While everything has moved online these days, from dating to shopping, there are still individuals in the world who believe society needs to come together – as in in the flesh.
In that spirit, putting RFID into our games may seem counterintuitive. After all, isn’t this the same technology that allows us to track our tomatoes from thousands of miles away or even our snacks in outer space?
Yes, but RFID is also enabling the gaming industry to bring together players – and play – in a very intimate way. For just a few years ago, being able to watch along as someone plays his poker or Scrabble move, to really know what’s not only up his sleeve but in his bag of letters, would have seemed impossible.
Hand on the button
What started with the virtual poker playing experience metamorphosed into Scrabble, largely thanks to Mind Sports International, a Plymouth, UK-based RFID game marketer.
The twist is that the modern Scrabble board involves RFID and being able to not only follow a player’s moves, but know whether there are any Q’s or Z’s left in that velvet pouch.
“We bring together multiple games so people can play them in a live environment,” says Dave Brannan, CEO of event management company Living it, Loving it, which is the parent of Mind Sports and which contracts with game manufacturers to meld in its own RFID technology.
“We believe people need to be together,” he says. “We know the poker industry very well, and we work with RFID cards and chips.”
Right now, the Scrabble game, licensed from Hasbro, is only available for tournaments, but the buzz is considerable: Brannan even hoped that the board would appear on Jimmy Kimmel Live! After all, on May 22 winners of the U.S. National School Scrabble Championship squared off in a competition with Jimmy and sidekick, Guillermo. The championship itself had been played on a Mind Sports Hasbro board.
The RFID Scrabble board boasts a bevy of cool features. “It uses an RFID technology-integrated dictionary,” Brannan says. “We made sure the dictionary and software were designed so people watching using an RFID board can see what tiles people have and know what words they could make.”
He hopes to bring innumerable foreign languages to the experience, as obviously this is an international game – and experience. The company enjoyed a successful turn at the Prague Mind Sports Festival in 2013, for example, just one of many parts of the world interested in this play-along type of board game.
The board itself touts nine RFID readers and 225 antennas that allow viewers online to follow along with the plays. A passive 13.56 MHz tag under 10 cm is embedded into each tile, a technology developed by IB Technology in the UK.

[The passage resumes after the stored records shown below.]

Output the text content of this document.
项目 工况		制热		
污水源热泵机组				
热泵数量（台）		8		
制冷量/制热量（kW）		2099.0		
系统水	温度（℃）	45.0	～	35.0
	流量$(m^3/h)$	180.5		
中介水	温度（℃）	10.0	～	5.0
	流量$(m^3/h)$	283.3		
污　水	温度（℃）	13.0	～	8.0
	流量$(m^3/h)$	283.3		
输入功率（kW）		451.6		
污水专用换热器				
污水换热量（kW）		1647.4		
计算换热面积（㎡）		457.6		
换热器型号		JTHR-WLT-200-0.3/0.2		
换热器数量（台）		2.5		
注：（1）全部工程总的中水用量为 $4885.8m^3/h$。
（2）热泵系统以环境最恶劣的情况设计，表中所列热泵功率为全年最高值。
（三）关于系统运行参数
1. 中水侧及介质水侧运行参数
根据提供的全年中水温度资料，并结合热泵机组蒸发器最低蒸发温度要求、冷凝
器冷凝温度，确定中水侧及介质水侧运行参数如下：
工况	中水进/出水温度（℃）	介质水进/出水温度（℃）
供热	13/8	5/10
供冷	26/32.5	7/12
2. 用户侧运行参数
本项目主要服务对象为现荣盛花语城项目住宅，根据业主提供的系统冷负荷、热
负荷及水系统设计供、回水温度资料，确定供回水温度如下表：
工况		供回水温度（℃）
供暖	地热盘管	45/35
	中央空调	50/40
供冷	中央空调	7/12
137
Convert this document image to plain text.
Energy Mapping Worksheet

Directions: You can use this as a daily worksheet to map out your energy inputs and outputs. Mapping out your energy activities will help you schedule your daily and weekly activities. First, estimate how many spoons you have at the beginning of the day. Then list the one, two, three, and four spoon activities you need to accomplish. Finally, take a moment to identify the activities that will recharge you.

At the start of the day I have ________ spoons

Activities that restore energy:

At the Prague event, Mind Sports drew approximately 20,000 viewers, Brannan claims, and under the glare of such pressure “the speed had to be right.” Using multiple readers, the game was able to hum along and progress at lightning speed – and then some.
If there was a delay between the player’s move and the viewer’s sense of it, it wouldn’t look right, he says. “The 225 antennas had to work together at massive speed.”
Brannan says that 18 months ago, he looked at the notion of bringing RFID into the game from a “marketing point of view”. He could see that being able to connect the game via a live broadcast would be transformative. So he and his partner, Simon Dingley, got together, and then culled data from user groups.
Although the budget went three times over what he says they originally planned, it was well worth the investment.
“Mostly it was just poker that had had RFID, and we had looked at other games, like chess, but it was [Scrabble] that made more sense,” he says.
Branding the message
“RFID is a technology I feel is under-utilized in gaming industries. It’s growing greatly [though],” Brannan says.
Indeed, RFID is being used ubiquitously in the gambling industry, from Vegas to Atlantic City. Casinos want to keep track of their investments, and RFID is proving the way to do that. Macau casinos are buying up RFID chips in record numbers, too, with sales of RFID chips and readers on a definite uptick worldwide. Gaming Partners International, clear back in June, 2006, issued a press release touting that it had “ramped up its production facilities and number of employees in order to meet the increased demands from the Macau casinos, both in the volume of orders and in the delivery time requirements.” The company then touted that it had increased its number of employees by nearly 40 percent just since December 31 of the previous year.
Moreover, GP said that based on its backlog at the end of 2005, they had already expanded production into France, the US and Mexico.
None of this would have come as a shock to Brannan or to Dingley, who heads up the tech team. And as they move forward, perhaps to an even more virtual experience where one is not only watching what’s in the bag but playing along at home, those crack tech skills of Dingley’s will come in handy.
After all, he had to combine hardware technology and RFID technology before he “dropped an entire world’s dictionary” into a database that had to then “read, search, sort and connect [everything] together,” according to Brannan.